Samuel terdiam. Hanya sesekali suara desahannya yang terdengar begitu pasrah.

"Maaf," ucap Samuel datar.

"Maaf untuk apa? Untuk kekalahan mempertahankan hubungan kita? Atau untuk kepasrahanmu?" Nada suara Tiara perlahan meninggi, nampak sebuah emosi di kedua matanya.

"Aku sudah tidak mampu lagi, Ra. Setiap usaha yang sudah kulakukan untuk mempertahankanmu hanya mendapat sebuah cacian dari keluarga besarmu. Mungkin juga peristiwa yang kualami ini adalah akibat kegigihan memperjuangkanmu. Pada akhirnya aku sadar bahwa kita tidak akan pernah bisa bersama. Mungkin aku bukan yang terbaik untukmu, atau memang kamu bukan untukku!" ucap Samuel tanpa mampu menatap kedua mata Tiara.

"Lihat aku, Sam! Tatap mataku dan katakan sekali lagi!" pinta Tiara sembari menarik lengan Samuel, membuatnya meringis.

"Aku sayang sama kamu, Ra. Sayang banget," ucap Sam seraya menatap lurus manik mata Tiara. "Tapi aku juga sadar, keadaan sama sekali tidak berpihak pada kita," gumam Samuel pelan.

"Sam, cinta adalah hati dan bahagia itu di sini," ujar Tiara sementara tangannya menempel pada dada kanan Samuel. "Aku bahagia denganmu, Sam. Bukan dengan yang lain!" sambungnya.

"Aku juga bahagia bersamamu, Ra. Tapi cinta saja tidak akan cukup untuk mengarungi bahtera kehidupan bersama. Beberapa hari ini aku sudah berpikir bahwa restu dan doa orang tua itu penting. Aku tak mau kamu harus menjadi anak durhaka yang menentang orang tuamu. Sudah cukup penderitaanmu selama ini, terusir dari rumah sendiri karena aku. Definisi cinta adalah bahagia. Aku rela melepasmu bahagia dengan hati yang lain," kata Sam sambil menggenggam kedua belah tangan Tiara.

"Tapi aku sayang kamu, Sam. Aku tak mau berpisah denganmu." Tiara menggeleng.

"Aku juga, Ra. Jika kita memang jodoh, maka kita akan bersatu nanti.

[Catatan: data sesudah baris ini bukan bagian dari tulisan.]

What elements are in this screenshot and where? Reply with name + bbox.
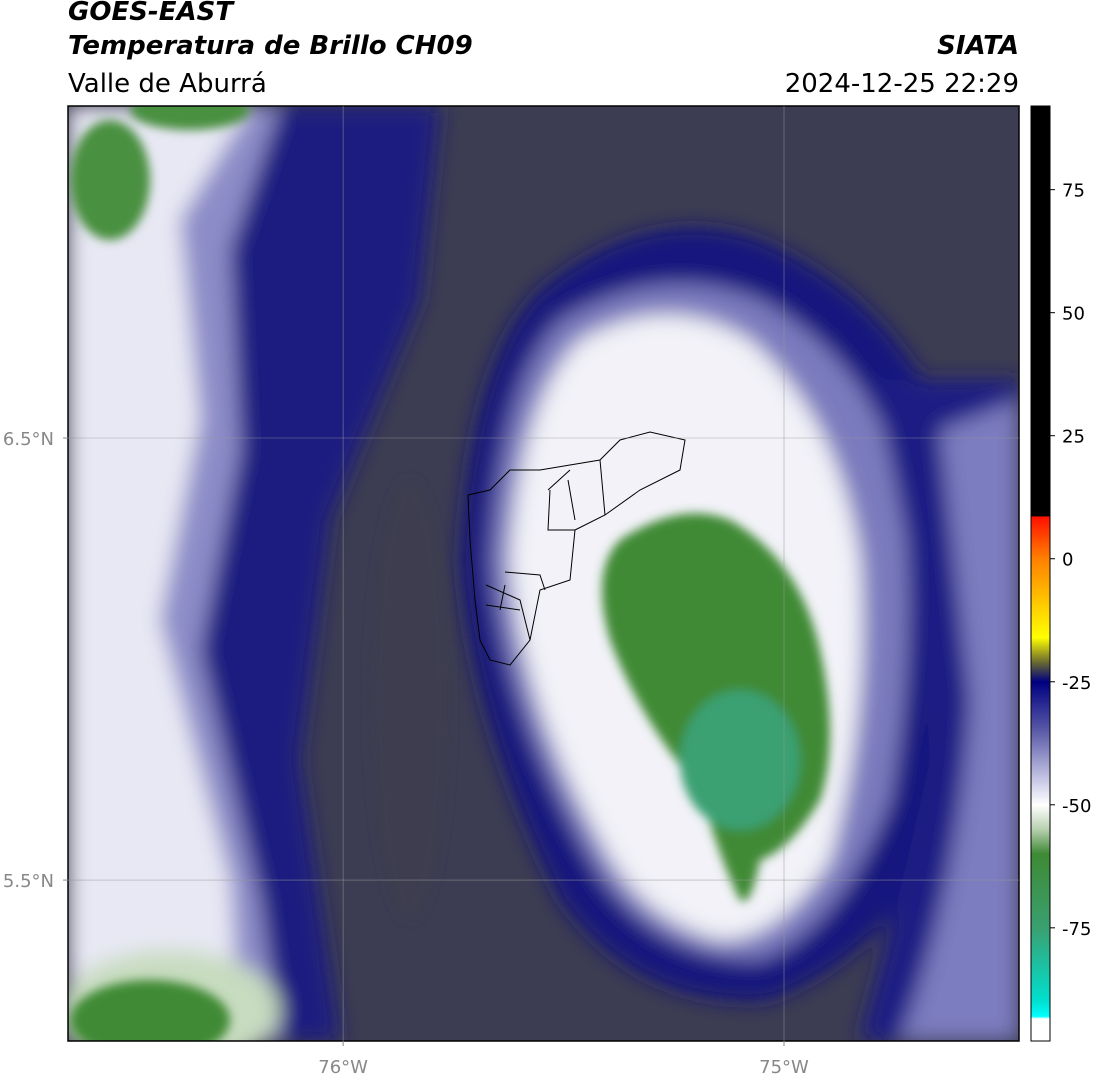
colorbar-tick-label: -25 (1062, 673, 1091, 694)
region: Valle de Aburrá (68, 69, 267, 99)
satellite-image (68, 106, 1019, 1041)
map-frame (67, 105, 1020, 1042)
title: GOES-EAST (68, 0, 235, 27)
colorbar (1030, 105, 1051, 1042)
datetime: 2024-12-25 22:29 (785, 69, 1019, 99)
municipal-boundaries (467, 431, 686, 666)
source: SIATA (937, 31, 1019, 61)
colorbar-tick-label: 75 (1062, 181, 1085, 202)
colorbar-tick-label: -75 (1062, 919, 1091, 940)
x-tick-label: 75°W (759, 1057, 809, 1078)
x-tick-label: 76°W (318, 1057, 368, 1078)
y-tick-label: 5.5°N (3, 871, 54, 892)
subtitle: Temperatura de Brillo CH09 (68, 31, 473, 61)
colorbar-tick-label: 25 (1062, 427, 1085, 448)
colorbar-tick-label: 50 (1062, 304, 1085, 325)
y-tick-label: 6.5°N (3, 429, 54, 450)
colorbar-tick-label: -50 (1062, 796, 1091, 817)
colorbar-tick-label: 0 (1062, 550, 1073, 571)
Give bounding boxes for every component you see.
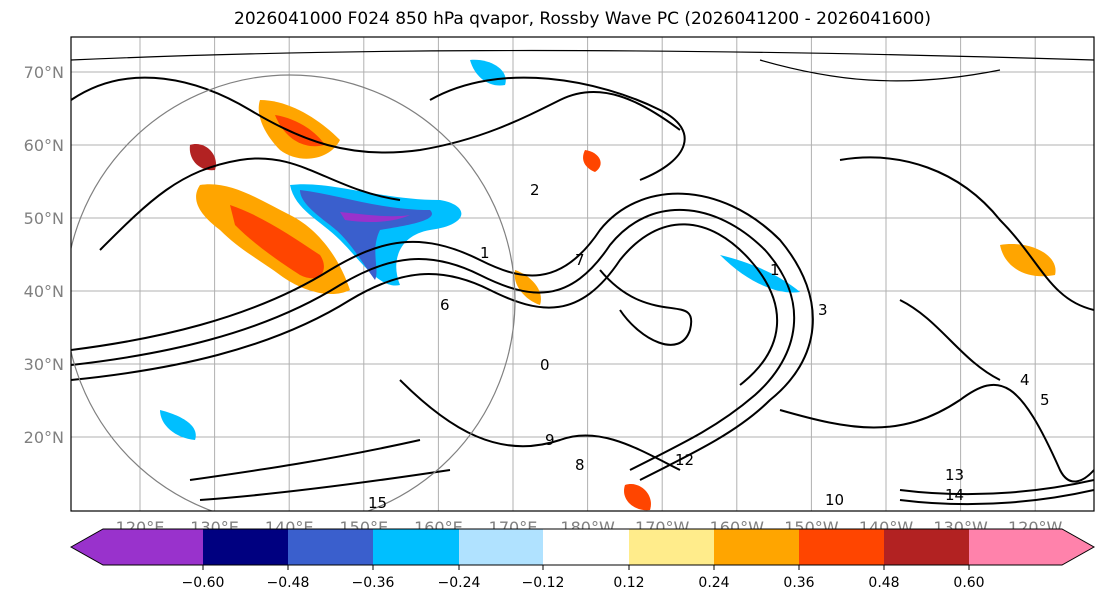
colorbar-segment bbox=[969, 529, 1063, 565]
map-area bbox=[71, 37, 1094, 511]
latitude-label: 20°N bbox=[24, 428, 64, 447]
colorbar-segment bbox=[373, 529, 460, 565]
colorbar-tick-label: −0.48 bbox=[267, 575, 310, 591]
contour-label: 1 bbox=[480, 244, 490, 262]
colorbar-tick-label: −0.60 bbox=[182, 575, 225, 591]
contour-label: 9 bbox=[545, 431, 555, 449]
negative-anomaly-peak bbox=[340, 212, 410, 223]
contour-label: 8 bbox=[575, 456, 585, 474]
contour-label: 14 bbox=[945, 486, 964, 504]
colorbar-extend-max bbox=[1062, 529, 1094, 565]
contour-label: 2 bbox=[530, 181, 540, 199]
contour-layer bbox=[71, 49, 1094, 511]
colorbar-tick-label: 0.48 bbox=[868, 575, 899, 591]
contour-labels: 1 1 2 3 4 5 6 8 9 12 13 14 15 0 7 10 bbox=[368, 181, 1050, 512]
colorbar-segment bbox=[103, 529, 204, 565]
colorbar-tick-label: −0.36 bbox=[352, 575, 395, 591]
colorbar-tick-label: −0.12 bbox=[522, 575, 565, 591]
contour-label: 6 bbox=[440, 296, 450, 314]
colorbar-segment bbox=[799, 529, 885, 565]
colorbar-tick-label: 0.36 bbox=[783, 575, 814, 591]
colorbar-segment bbox=[203, 529, 289, 565]
colorbar-tick-label: 0.60 bbox=[953, 575, 984, 591]
contour-label: 7 bbox=[575, 251, 585, 269]
colorbar-tick-label: 0.12 bbox=[613, 575, 644, 591]
colorbar-segment bbox=[459, 529, 544, 565]
negative-anomaly-core bbox=[300, 190, 432, 280]
latitude-label: 50°N bbox=[24, 209, 64, 228]
latitude-label: 30°N bbox=[24, 355, 64, 374]
colorbar-segment bbox=[543, 529, 630, 565]
positive-anomaly-core bbox=[230, 205, 324, 279]
contour-label: 3 bbox=[818, 301, 828, 319]
latitude-label: 70°N bbox=[24, 63, 64, 82]
latitude-labels: 70°N 60°N 50°N 40°N 30°N 20°N bbox=[24, 63, 64, 447]
colorbar: −0.60 −0.48 −0.36 −0.24 −0.12 0.12 0.24 0.36 0.4… bbox=[69, 528, 1096, 591]
colorbar-segment bbox=[288, 529, 374, 565]
contour-label: 1 bbox=[770, 261, 780, 279]
contour-label: 13 bbox=[945, 466, 964, 484]
latitude-label: 40°N bbox=[24, 282, 64, 301]
colorbar-outline bbox=[69, 528, 1096, 566]
chart-title: 2026041000 F024 850 hPa qvapor, Rossby W… bbox=[234, 9, 931, 29]
colorbar-segment bbox=[714, 529, 800, 565]
latitude-label: 60°N bbox=[24, 136, 64, 155]
map-frame bbox=[70, 36, 1095, 512]
contour-label: 12 bbox=[675, 451, 694, 469]
contour-label: 0 bbox=[540, 356, 550, 374]
colorbar-extend-min bbox=[71, 529, 103, 565]
contour-label: 15 bbox=[368, 494, 387, 512]
colorbar-segment bbox=[884, 529, 970, 565]
contour-label: 4 bbox=[1020, 371, 1030, 389]
colorbar-segment bbox=[629, 529, 715, 565]
contour-label: 5 bbox=[1040, 391, 1050, 409]
colorbar-tick-label: −0.24 bbox=[438, 575, 481, 591]
colorbar-tick-label: 0.24 bbox=[698, 575, 729, 591]
contour-label: 10 bbox=[825, 491, 844, 509]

Entah dengan cara yang bagaimana." Kali ini ucapan Sam terdengar sedikit memberi kelegaan pada hati Tiara.

"Aku takut kehilangan kamu, Sam," bisik Tiara setelah memeluk Sam erat. "Aku takut kalau Papa kembali bertindak nekat. Papa sudah membuktikan ancamannya," sambung Tiara lirih.

Samuel hanya diam dalam dekapan Tiara. Cukup lama keduanya saling diam dengan pikiran mereka masing-masing. Hari terakhir, pertemuan terakhir. Perjuangan panjang yang pada akhirnya mesti diakhiri demi kebaikan bersama.

"Meskipun aku kecewa karena apa yang sudah dikorbankan dalam perjuangan menjadi sia-sia, setidaknya aku senang melihatmu bahagia dengan jodoh pilihan orangtuamu. Meskipun bahagiaku hanyalah serpihan-serpihan bahagiamu. Walaupun sebenarnya kebahagiaanku itu hanyalah kepura-puraan." Samuel mendesah.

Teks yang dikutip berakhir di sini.